Assistir impávidos e serenos, como é apanágio deste povo, a um sentimento progressivo de insegurança.
A segurança constitui um pilar fundamental do Estado de Direito Democrático e contribui, decisivamente, para uma sociedade mais democrática e tolerante, sendo um garante da liberdade dos cidadãos, na medida em que ninguém pode ser verdadeiramente livre se não se sentir seguro.
Janeiro de 2023
Indivíduo que agrediu de forma brutal um militar da Guarda Nacional Republicana de Alcanena, desfigurando-o, ficou em liberdade.
Fevereiro de 2023
Indivíduo agrediu dois militares da Guarda Nacional Republicana em Caminha, tendo um dos militares a necessidade de ser assistido na Unidade de Saúde local, sai em liberdade.
Agosto de 2023
Na Quinta do Conde, Sesimbra, um individuo agrediu um militar da Guarda Nacional Republicana e foi colocado em liberdade, já em Vila Real de Santo António, outros dois indivíduos, por «tentarem» furtar duas lanchas rápidas atracadas no cais do Subdestacamento de Controlo Costeiro da Guarda Nacional Republicana, é-lhes aplicada a medida de coação mais gravosa – prisão preventiva.

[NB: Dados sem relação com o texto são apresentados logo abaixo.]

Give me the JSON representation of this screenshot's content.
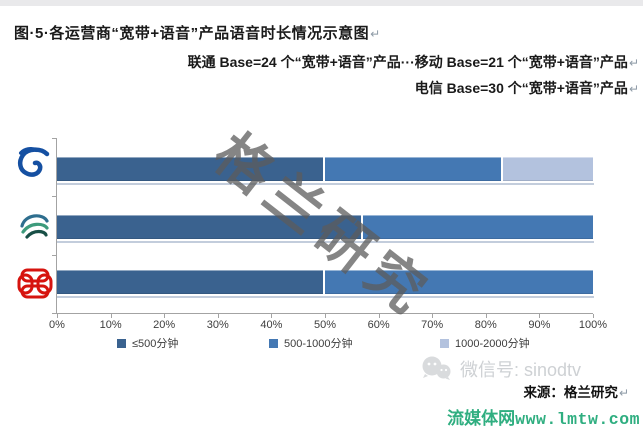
{
  "header": {
    "title": "图·5·各运营商“宽带+语音”产品语音时长情况示意图",
    "pilcrow": "↵",
    "note_line1": "联通 Base=24 个“宽带+语音”产品···移动 Base=21 个“宽带+语音”产品",
    "note_line2": "电信 Base=30 个“宽带+语音”产品"
  },
  "chart_data": {
    "type": "bar",
    "orientation": "horizontal",
    "stacked": true,
    "categories": [
      "中国电信",
      "中国移动",
      "中国联通"
    ],
    "series": [
      {
        "name": "≤500分钟",
        "color": "#3A628F",
        "values": [
          50.0,
          57.1,
          50.0
        ]
      },
      {
        "name": "500-1000分钟",
        "color": "#4478B3",
        "values": [
          33.3,
          42.9,
          50.0
        ]
      },
      {
        "name": "1000-2000分钟",
        "color": "#B3C2DE",
        "values": [
          16.7,
          0.0,
          0.0
        ]
      }
    ],
    "x_ticks": [
      "0%",
      "10%",
      "20%",
      "30%",
      "40%",
      "50%",
      "60%",
      "70%",
      "80%",
      "90%",
      "100%"
    ],
    "xlim": [
      0,
      100
    ],
    "grid": false,
    "legend_position": "bottom",
    "axis_color": "#a3a3a3"
  },
  "watermark": {
    "diagonal_text": "格兰研究",
    "wechat_text": "微信号: sinodtv"
  },
  "footer": {
    "source": "来源：格兰研究",
    "site_name": "流媒体网",
    "site_url": "www.lmtw.com"
  }
}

Na maior parte dos casos, trata-se de indivíduos já referenciados e, até, com registo da prática de crimes.
Moralmente, tanto numa situação, como na outra, se devia aplicar a medida de coação mais gravosa!

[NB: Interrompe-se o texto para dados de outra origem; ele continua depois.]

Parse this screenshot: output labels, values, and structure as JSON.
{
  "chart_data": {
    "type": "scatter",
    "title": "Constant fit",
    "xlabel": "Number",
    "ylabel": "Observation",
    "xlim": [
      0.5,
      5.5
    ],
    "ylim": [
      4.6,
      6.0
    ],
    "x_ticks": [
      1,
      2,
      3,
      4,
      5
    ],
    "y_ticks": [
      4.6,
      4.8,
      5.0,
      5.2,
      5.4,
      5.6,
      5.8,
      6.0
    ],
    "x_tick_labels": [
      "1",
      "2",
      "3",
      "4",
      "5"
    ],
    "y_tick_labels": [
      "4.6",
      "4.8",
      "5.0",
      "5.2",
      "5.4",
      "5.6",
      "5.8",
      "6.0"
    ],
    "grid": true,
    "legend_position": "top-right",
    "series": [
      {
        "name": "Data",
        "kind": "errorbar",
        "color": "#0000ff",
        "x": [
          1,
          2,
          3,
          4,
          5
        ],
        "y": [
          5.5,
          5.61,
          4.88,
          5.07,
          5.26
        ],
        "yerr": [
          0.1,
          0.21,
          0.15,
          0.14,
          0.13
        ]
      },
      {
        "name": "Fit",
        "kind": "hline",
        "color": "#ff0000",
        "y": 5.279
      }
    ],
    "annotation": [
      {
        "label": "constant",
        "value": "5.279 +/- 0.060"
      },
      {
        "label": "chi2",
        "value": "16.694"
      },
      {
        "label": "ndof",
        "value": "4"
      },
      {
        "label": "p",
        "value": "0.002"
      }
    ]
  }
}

Mais curiosa é a forma de como se aplica a Justiça neste país, Segundo Aristóteles, Justiça é dar a cada um o que é seu, com base na equidade, e suprindo as desigualdades.
Pergunto, quantos Códigos Penais existem neste país (tão pequeno, comparativamente à maioria Mundial)?

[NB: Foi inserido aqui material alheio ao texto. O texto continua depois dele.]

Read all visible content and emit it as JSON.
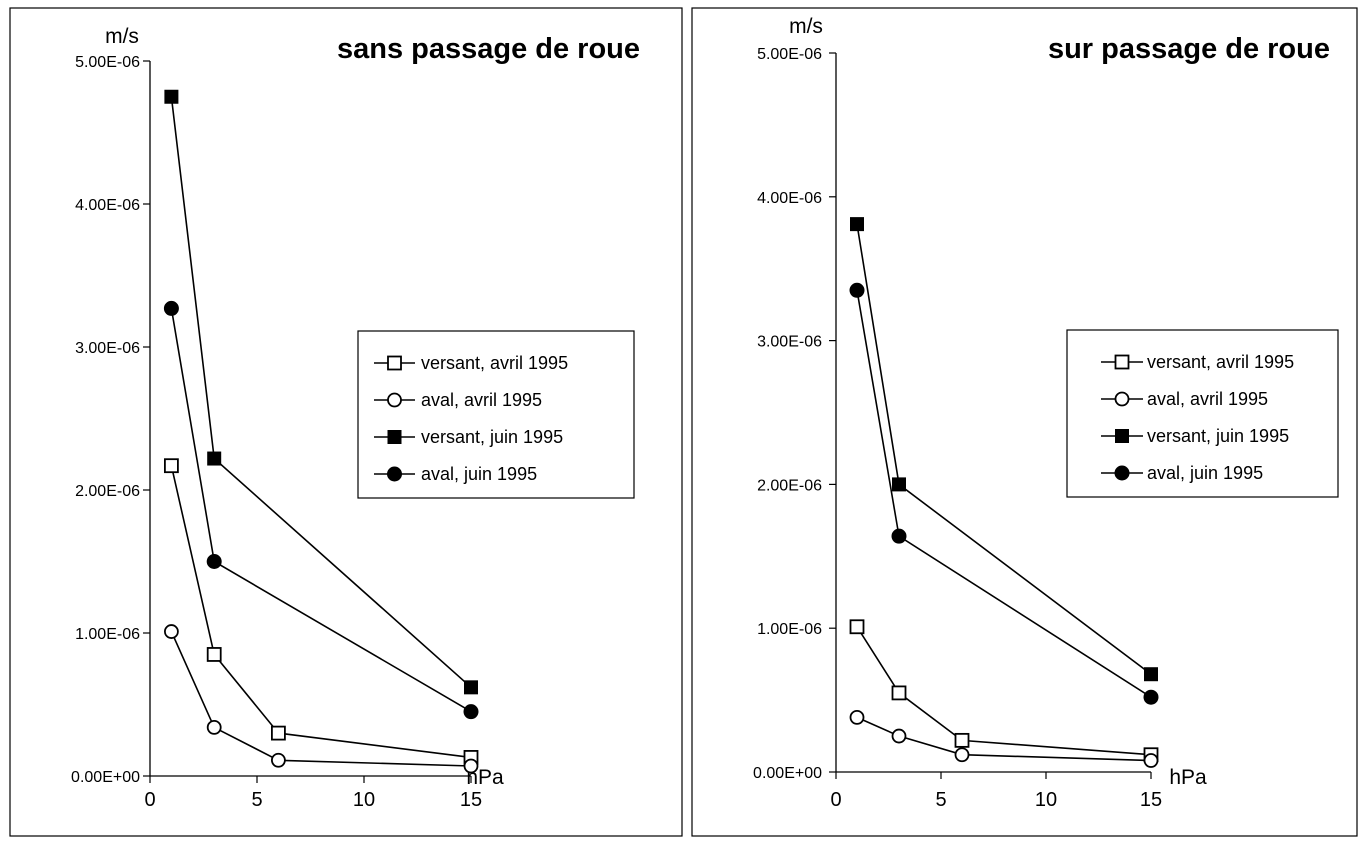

Não existe um “guião” (determinações/jurisprudência/pareceres) de forma a colmatar a aplicação das leis pelos nossos Magistrados, essa classe insigne e primordial?
Ainda que a legislação possa ter díspares interpretações, será que faz sentido que exista tanta diferença na sua aplicação?
Os elementos das forças de segurança sentem um absoluto e constante desprezo, mesmo sendo eles quem garante a segurança do país. Atuam com grande descontentamento e desmotivação, ao constatarem que quem atenta contra eles vive impunemente, reiterando na prática desses mesmos crimes.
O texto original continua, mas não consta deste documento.